Fukuda blamed the confusion on arrangements between soccer's world governing body FIFA and British-based Byrom Inc, the company responsible for producing the World Cup tickets and the official FIFA operating agent.
Of the tickets that have yet to be delivered, 20,000 are for first round matches.
JAWOC have set up an emergency department to deal with queries from worried fans and said they may even have to deliver the tickets by hand.
Another late arrival is the coveted trophy.
A FIFA official was tight-lipped on when it would arrive, saying only that the solid 18-carat gold trophy was still stored "somewhere" in Switzerland.
England's lacklustre performance against the South Koreans on Cheju island hardly inspired confidence ahead of tough opening group F games against Sweden, Nigeria and arch-rivals Argentina.
Although captain Michael Owen put them ahead in the first half, England were made to pay for passing errors and sluggish movement when Park Ji-Sung headed a second-half equaliser.
The result left commentators bemoaning familiar England failings, although a rush of substitutions in the second half made it hard to judge the team's true form.
"England's one-dimensional performance offered a withering assessment of their passing capabilities," Britain's Guardian newspaper said.
In contrast, Seoul sportswriters were quick to declare an end to their team's timidity against European teams, but a tougher test awaits when they take on world champions France on Sunday.

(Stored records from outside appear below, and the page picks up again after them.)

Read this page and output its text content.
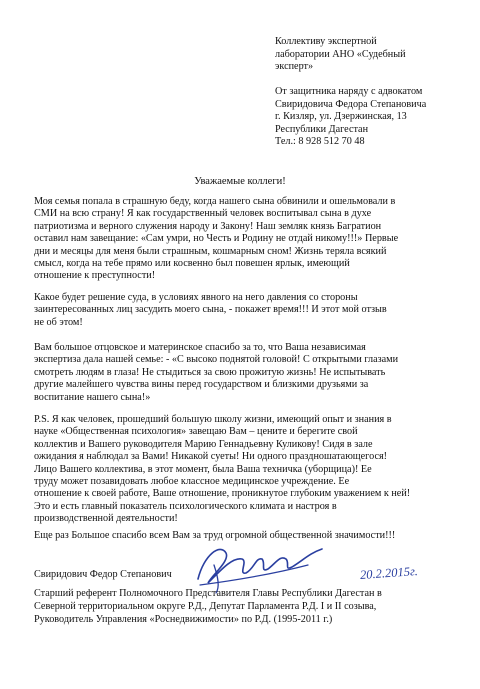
Коллективу экспертной
лаборатории АНО «Судебный
эксперт»
От защитника наряду с адвокатом
Свиридовича Федора Степановича
г. Кизляр, ул. Дзержинская, 13
Республики Дагестан
Тел.: 8 928 512 70 48
Уважаемые коллеги!
Моя семья попала в страшную беду, когда нашего сына обвинили и ошельмовали в
СМИ на всю страну! Я как государственный человек воспитывал сына в духе
патриотизма и верного служения народу и Закону! Наш земляк князь Багратион
оставил нам завещание: «Сам умри, но Честь и Родину не отдай никому!!!» Первые
дни и месяцы для меня были страшным, кошмарным сном! Жизнь теряла всякий
смысл, когда на тебе прямо или косвенно был повешен ярлык, имеющий
отношение к преступности!
Какое будет решение суда, в условиях явного на него давления со стороны
заинтересованных лиц засудить моего сына, - покажет время!!! И этот мой отзыв
не об этом!
Вам большое отцовское и материнское спасибо за то, что Ваша независимая
экспертиза дала нашей семье: - «С высоко поднятой головой! С открытыми глазами
смотреть людям в глаза! Не стыдиться за свою прожитую жизнь! Не испытывать
другие малейшего чувства вины перед государством и близкими друзьями за
воспитание нашего сына!»
P.S. Я как человек, прошедший большую школу жизни, имеющий опыт и знания в
науке «Общественная психология» завещаю Вам – цените и берегите свой
коллектив и Вашего руководителя Марию Геннадьевну Куликову! Сидя в зале
ожидания я наблюдал за Вами! Никакой суеты! Ни одного праздношатающегося!
Лицо Вашего коллектива, в этот момент, была Ваша техничка (уборщица)! Ее
труду может позавидовать любое классное медицинское учреждение. Ее
отношение к своей работе, Ваше отношение, проникнутое глубоким уважением к ней!
Это и есть главный показатель психологического климата и настроя в
производственной деятельности!
Еще раз Большое спасибо всем Вам за труд огромной общественной значимости!!!
Свиридович Федор Степанович	20.2.2015г.
Старший референт Полномочного Представителя Главы Республики Дагестан в
Северной территориальном округе Р.Д., Депутат Парламента Р.Д. I и II созыва,
Руководитель Управления «Роснедвижимости» по Р.Д. (1995-2011 г.)
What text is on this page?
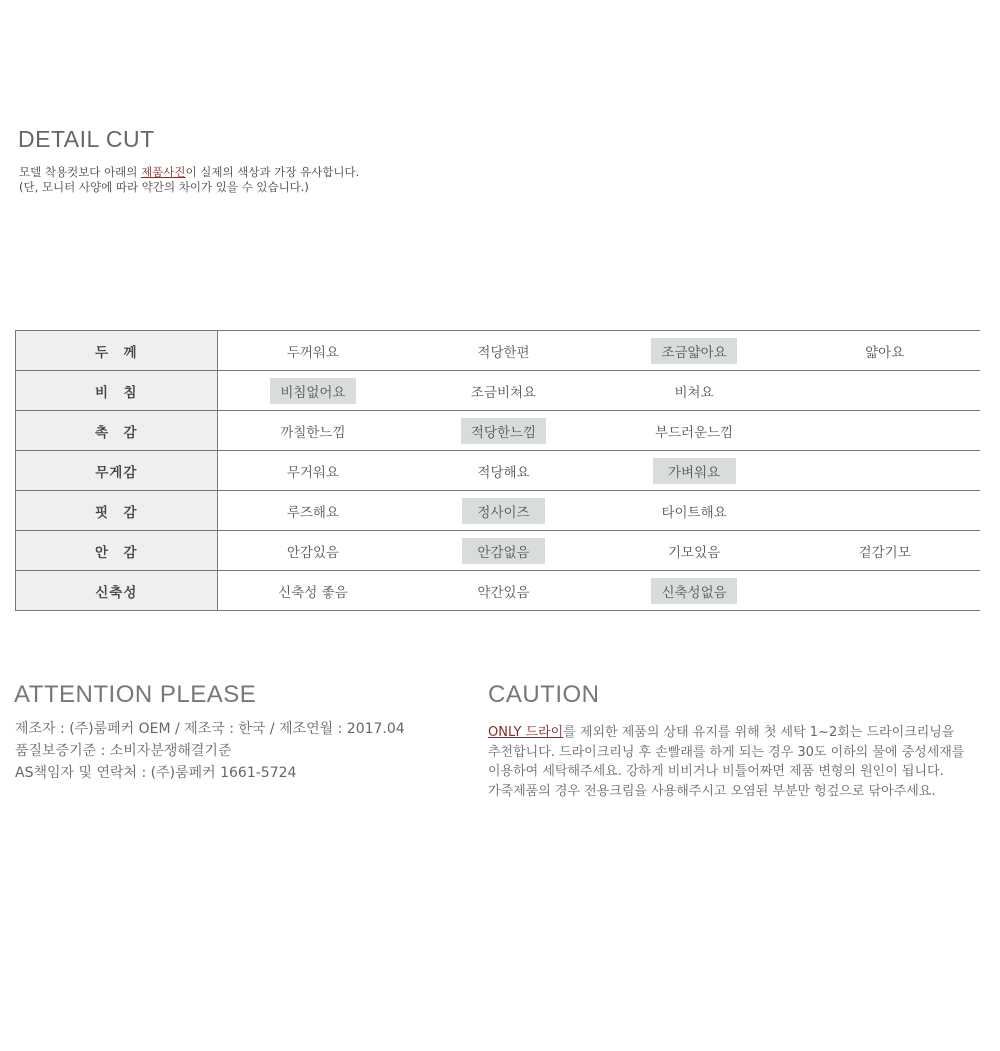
DETAIL CUT
모델 착용컷보다 아래의 제품사진이 실제의 색상과 가장 유사합니다.
(단, 모니터 사양에 따라 약간의 차이가 있을 수 있습니다.)
두　께	두꺼워요	적당한편	조금얇아요	얇아요
비　침	비침없어요	조금비쳐요	비쳐요	
촉　감	까칠한느낌	적당한느낌	부드러운느낌	
무게감	무거워요	적당해요	가벼워요	
핏　감	루즈해요	정사이즈	타이트해요	
안　감	안감있음	안감없음	기모있음	겉감기모
신축성	신축성 좋음	약간있음	신축성없음	
ATTENTION PLEASE
제조자 : (주)룸페커 OEM / 제조국 : 한국 / 제조연월 : 2017.04
품질보증기준 : 소비자분쟁해결기준
AS책임자 및 연락처 : (주)룸페커 1661-5724
CAUTION
ONLY 드라이를 제외한 제품의 상태 유지를 위해 첫 세탁 1~2회는 드라이크리닝을
추천합니다. 드라이크리닝 후 손빨래를 하게 되는 경우 30도 이하의 물에 중성세재를
이용하여 세탁해주세요. 강하게 비비거나 비틀어짜면 제품 변형의 원인이 됩니다.
가죽제품의 경우 전용크림을 사용해주시고 오염된 부분만 헝겊으로 닦아주세요.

The French were still settling in at their base camp in Ibusuki, southern Japan, and trying to play down their tag as one of the favourites.
"It can't be like four years ago anymore," said captain Marcel Desailly. "This time, we are not going to play on home ground with the fans to back us."
INJURIES PILE UP
The German team's casualty list continued to mount when midfielder Joerg Heinrich pulled out of their squad because of leg injuries.

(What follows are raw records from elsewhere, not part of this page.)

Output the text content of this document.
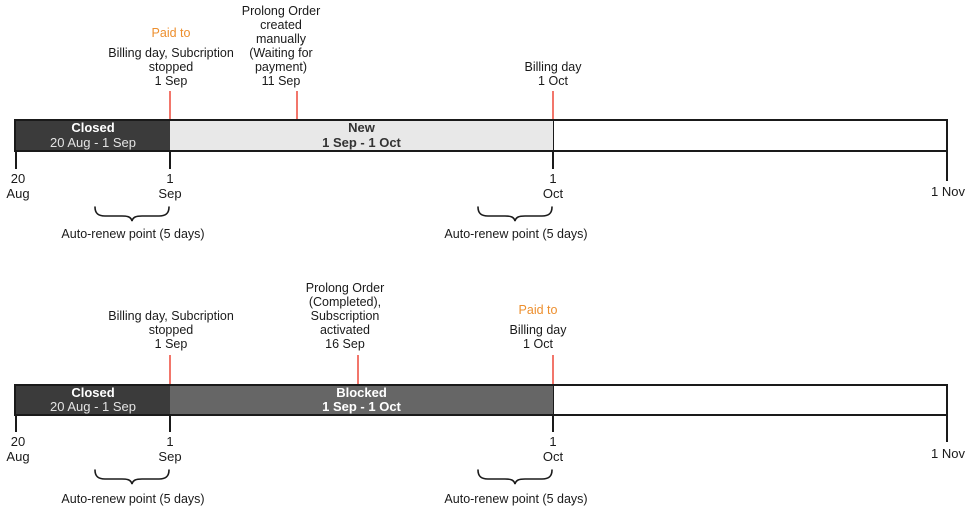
Paid to
Billing day, Subcription
stopped
1 Sep
Prolong Order
created
manually
(Waiting for
payment)
11 Sep
Billing day
1 Oct
Closed
20 Aug - 1 Sep
New
1 Sep - 1 Oct
20
Aug
1
Sep
1
Oct	1 Nov
Auto-renew point (5 days)	Auto-renew point (5 days)
Billing day, Subcription
stopped
1 Sep
Prolong Order
(Completed),
Subscription
activated
16 Sep
Paid to
Billing day
1 Oct
Closed
20 Aug - 1 Sep
Blocked
1 Sep - 1 Oct
20
Aug
1
Sep
1
Oct	1 Nov
Auto-renew point (5 days)	Auto-renew point (5 days)
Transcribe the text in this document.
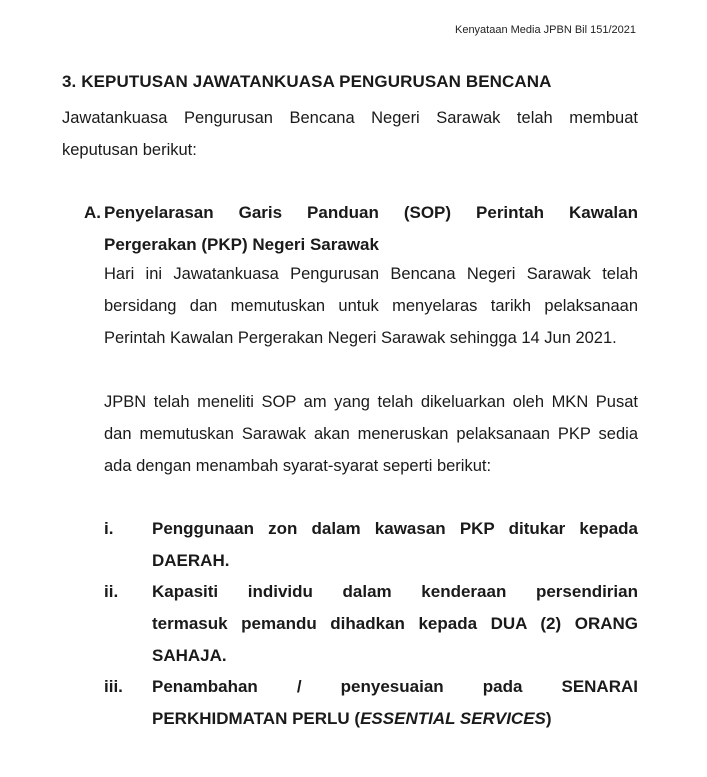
Kenyataan Media JPBN Bil 151/2021
3. KEPUTUSAN JAWATANKUASA PENGURUSAN BENCANA
Jawatankuasa Pengurusan Bencana Negeri Sarawak telah membuat
keputusan berikut:
A. Penyelarasan Garis Panduan (SOP) Perintah Kawalan
Pergerakan (PKP) Negeri Sarawak
Hari ini Jawatankuasa Pengurusan Bencana Negeri Sarawak telah
bersidang dan memutuskan untuk menyelaras tarikh pelaksanaan
Perintah Kawalan Pergerakan Negeri Sarawak sehingga 14 Jun 2021.
JPBN telah meneliti SOP am yang telah dikeluarkan oleh MKN Pusat
dan memutuskan Sarawak akan meneruskan pelaksanaan PKP sedia
ada dengan menambah syarat-syarat seperti berikut:
i.	Penggunaan zon dalam kawasan PKP ditukar kepada
DAERAH.
ii.	Kapasiti individu dalam kenderaan persendirian
termasuk pemandu dihadkan kepada DUA (2) ORANG
SAHAJA.
iii.	Penambahan / penyesuaian pada SENARAI
PERKHIDMATAN PERLU (ESSENTIAL SERVICES)
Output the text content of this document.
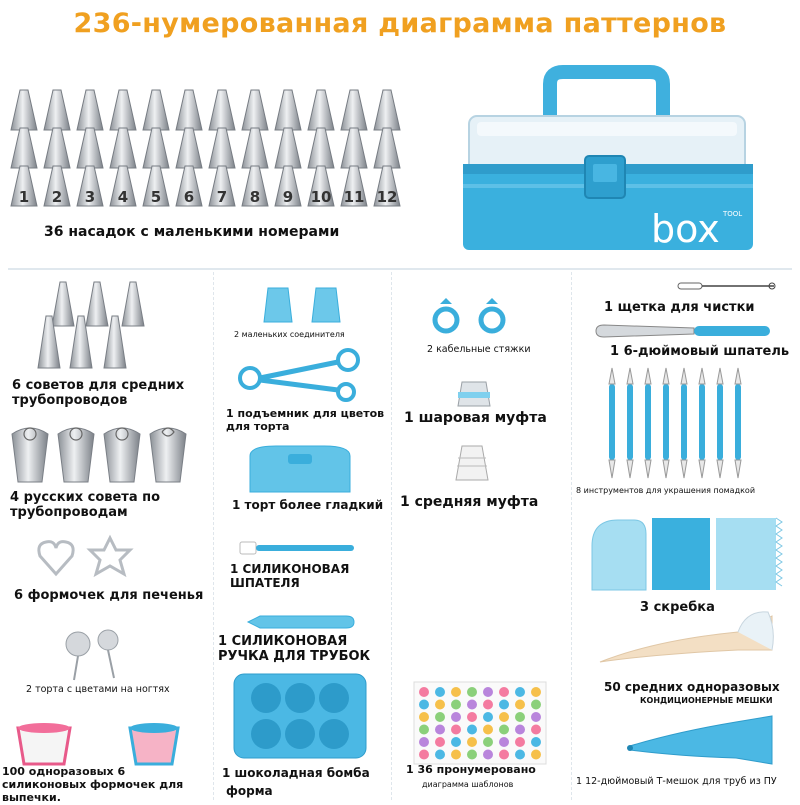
236-нумерованная диаграмма паттернов
1 2 3 4 5 6 7 8 9 10 11 12
36 насадок с маленькими номерами	box TOOL
6 советов для средних трубопроводов
4 русских совета по трубопроводам
6 формочек для печенья
2 торта с цветами на ногтях
100 одноразовых 6 силиконовых формочек для выпечки.
2 маленьких соединителя
1 подъемник для цветов для торта
1 торт более гладкий
1 СИЛИКОНОВАЯ ШПАТЕЛЯ
1 СИЛИКОНОВАЯ РУЧКА ДЛЯ ТРУБОК
1 шоколадная бомба
форма
2 кабельные стяжки
1 шаровая муфта
1 средняя муфта
1 36 пронумеровано
диаграмма шаблонов
1 щетка для чистки
1 6-дюймовый шпатель
8 инструментов для украшения помадкой
3 скребка
50 средних одноразовых
КОНДИЦИОНЕРНЫЕ МЕШКИ
1 12-дюймовый Т-мешок для труб из ПУ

Coach Rudi Voeller had already lost central defenders Christian Woerns and Jens Nowotny as well as midfielder Mehmet Scholl and playmaker Sebastian Deisler.
With the World Cup shaping up to be one of the most injury-plagued in recent memory, South Africa defender Matthew Booth was also ruled out after hurting his right knee in a Hong Kong training session.
But there was encouraging news for England, who named Kieron Dyer in their final 23-man squad for the finals, completing an injury-hit midfield which also included David Beckham and Nicky Butt.
Dyer was initially thought to have no chance of playing in the finals.
"It's a calculated risk, he's got an injury and it's getting better every day. I think the doctors think it's a risk worth taking," his agent Jonathan Barnett told Sky Sports television.